Il avait dans un premier temps été placé sous le statut de témoin assisté pour viol commis en réunions aux côtés de l’humoriste Lenny M’Bunga placé lui pour complicité de viol commis en réunion. Ce dernier n’est pas mis en examen selon son avocat Romain Dieudonné.
Cette mise en examen fait suite à une plainte déposée en mars 2023 et désormais requalifiée en viol par la comédienne de doublage Élise Vigné dans le sillage du MeToo Stand-Up et concerne des faits datant de septembre 2015. La jeune femme alors âgée de 21 ans travaillait en tant que régisseuse au sein du célèbre comedy-club le Paname où se produisait les deux humoristes.
Ce soir là, dans un contexte de soirée alcoolisée, les trois protagonistes se rendent au domicile de la jeune femme.

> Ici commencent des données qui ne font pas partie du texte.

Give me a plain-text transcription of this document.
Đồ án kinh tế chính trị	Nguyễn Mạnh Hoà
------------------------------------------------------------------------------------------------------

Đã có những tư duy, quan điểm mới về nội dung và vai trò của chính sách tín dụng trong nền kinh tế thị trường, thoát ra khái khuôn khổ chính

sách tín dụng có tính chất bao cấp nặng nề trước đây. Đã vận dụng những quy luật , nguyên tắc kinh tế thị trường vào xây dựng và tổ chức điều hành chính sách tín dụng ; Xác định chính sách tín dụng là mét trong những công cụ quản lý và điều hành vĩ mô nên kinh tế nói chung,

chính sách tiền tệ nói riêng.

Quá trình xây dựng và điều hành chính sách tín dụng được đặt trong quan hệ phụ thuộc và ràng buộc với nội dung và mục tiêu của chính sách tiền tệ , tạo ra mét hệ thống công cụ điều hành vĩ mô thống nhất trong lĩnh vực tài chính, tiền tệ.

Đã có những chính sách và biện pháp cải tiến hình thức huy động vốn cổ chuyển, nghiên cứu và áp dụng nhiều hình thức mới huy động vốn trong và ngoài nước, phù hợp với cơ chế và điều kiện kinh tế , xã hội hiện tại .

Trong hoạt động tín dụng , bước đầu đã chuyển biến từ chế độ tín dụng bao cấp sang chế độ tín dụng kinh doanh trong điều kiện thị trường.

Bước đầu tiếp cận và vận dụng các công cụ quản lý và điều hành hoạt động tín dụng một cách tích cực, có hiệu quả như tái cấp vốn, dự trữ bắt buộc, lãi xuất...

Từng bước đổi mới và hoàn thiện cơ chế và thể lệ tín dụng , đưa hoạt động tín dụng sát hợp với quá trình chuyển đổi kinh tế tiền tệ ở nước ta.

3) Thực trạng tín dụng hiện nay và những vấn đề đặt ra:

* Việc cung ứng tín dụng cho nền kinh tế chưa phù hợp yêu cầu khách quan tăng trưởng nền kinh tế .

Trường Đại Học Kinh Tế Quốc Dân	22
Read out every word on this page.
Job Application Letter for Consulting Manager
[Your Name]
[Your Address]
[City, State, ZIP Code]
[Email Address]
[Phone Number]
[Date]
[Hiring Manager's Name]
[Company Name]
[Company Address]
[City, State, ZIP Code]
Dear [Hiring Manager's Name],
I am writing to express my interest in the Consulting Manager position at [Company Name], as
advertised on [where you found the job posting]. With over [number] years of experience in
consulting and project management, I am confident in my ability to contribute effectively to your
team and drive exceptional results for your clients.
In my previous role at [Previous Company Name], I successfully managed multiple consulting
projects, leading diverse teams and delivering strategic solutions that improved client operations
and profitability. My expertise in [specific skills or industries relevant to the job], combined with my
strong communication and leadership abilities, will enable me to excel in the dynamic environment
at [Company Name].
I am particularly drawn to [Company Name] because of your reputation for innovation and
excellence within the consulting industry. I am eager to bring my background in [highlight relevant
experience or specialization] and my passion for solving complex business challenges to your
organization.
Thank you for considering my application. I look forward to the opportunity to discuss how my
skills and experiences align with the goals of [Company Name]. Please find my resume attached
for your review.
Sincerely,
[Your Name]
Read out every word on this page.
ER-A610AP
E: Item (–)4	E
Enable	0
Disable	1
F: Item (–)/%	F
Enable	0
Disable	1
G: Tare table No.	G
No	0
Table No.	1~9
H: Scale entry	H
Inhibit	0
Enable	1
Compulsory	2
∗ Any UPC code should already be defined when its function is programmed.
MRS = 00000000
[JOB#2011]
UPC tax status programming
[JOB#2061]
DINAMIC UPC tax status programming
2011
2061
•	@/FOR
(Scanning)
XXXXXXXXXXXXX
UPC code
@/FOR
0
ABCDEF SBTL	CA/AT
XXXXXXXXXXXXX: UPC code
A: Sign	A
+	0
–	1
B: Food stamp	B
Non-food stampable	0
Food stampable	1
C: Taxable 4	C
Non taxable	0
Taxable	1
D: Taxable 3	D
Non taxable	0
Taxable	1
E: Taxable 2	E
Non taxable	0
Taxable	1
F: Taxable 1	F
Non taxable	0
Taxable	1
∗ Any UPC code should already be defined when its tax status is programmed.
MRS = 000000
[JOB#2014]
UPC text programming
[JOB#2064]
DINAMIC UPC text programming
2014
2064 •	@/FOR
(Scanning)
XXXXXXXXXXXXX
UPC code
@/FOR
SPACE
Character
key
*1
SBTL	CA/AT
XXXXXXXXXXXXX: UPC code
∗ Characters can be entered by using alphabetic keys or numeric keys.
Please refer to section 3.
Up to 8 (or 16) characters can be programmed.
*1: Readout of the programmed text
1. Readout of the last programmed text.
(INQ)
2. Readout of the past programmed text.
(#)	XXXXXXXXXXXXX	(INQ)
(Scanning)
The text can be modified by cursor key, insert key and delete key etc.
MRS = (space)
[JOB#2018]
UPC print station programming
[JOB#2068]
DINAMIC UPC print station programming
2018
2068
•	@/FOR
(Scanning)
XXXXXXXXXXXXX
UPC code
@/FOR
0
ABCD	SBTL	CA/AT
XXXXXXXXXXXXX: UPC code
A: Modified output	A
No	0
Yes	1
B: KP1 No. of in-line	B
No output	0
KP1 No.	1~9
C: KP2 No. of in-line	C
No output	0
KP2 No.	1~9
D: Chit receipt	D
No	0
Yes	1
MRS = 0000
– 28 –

Après avoir eu un rapport sexuel « consenti » avec Lenny M’Bunga, Djimo se serait introduit dans l’obscurité de la chambre et aurait « pénétrée vaginalement » la jeune femme. "J’ai dit d’arrêter, je disais : “Lenny, arrête Lenny !”, il est tout de suite sorti de la chambre en courant », a expliqué la jeune femme au média d’enquête. Mais en sortant de la chambre, c’est Djimo qu’elle aurait trouvé sur le pas de la porte.
Un autre humoriste, interrogé dans le cadre de l’enquête et auprès de qui la jeune femme s’est confiée, affirme avoir entendu Lenny M’Bunga faire un sketch au Paname évoquant la scène décrite dans la plainte d’Élise Vigné. « Lenny raconte sur scène qu’il a dormi chez une meuf, qu’il a couché avec elle et que pendant la nuit, son pote a pris sa place et la meuf n’a pas vu la différence », a expliqué Akim Omiri.
Depuis sa prise de parole et son dépôt de plainte, Élise Vigné a subit une violente vague de cyberharcèlement, tandis que Djimo continuait ses spectacles dans deux salles parisienne jusque fin 2025 comme le révélait en octobre le magazine Télérama.
« Les gens disent : “Tu as attendu qu’il soit connu pour porter plainte”, mais non, j’attendais juste d’avoir la force », a déclaré la jeune femme. « Tout le monde savait », a confié la comédienne a Médiapart, confiant son « sentiment d’humiliation » au sein de ce petit milieu parisien qu’elle décide finalement de quitter fin 2015.
L’humoriste bénéficie de la présomption d’innocence et conteste les faits.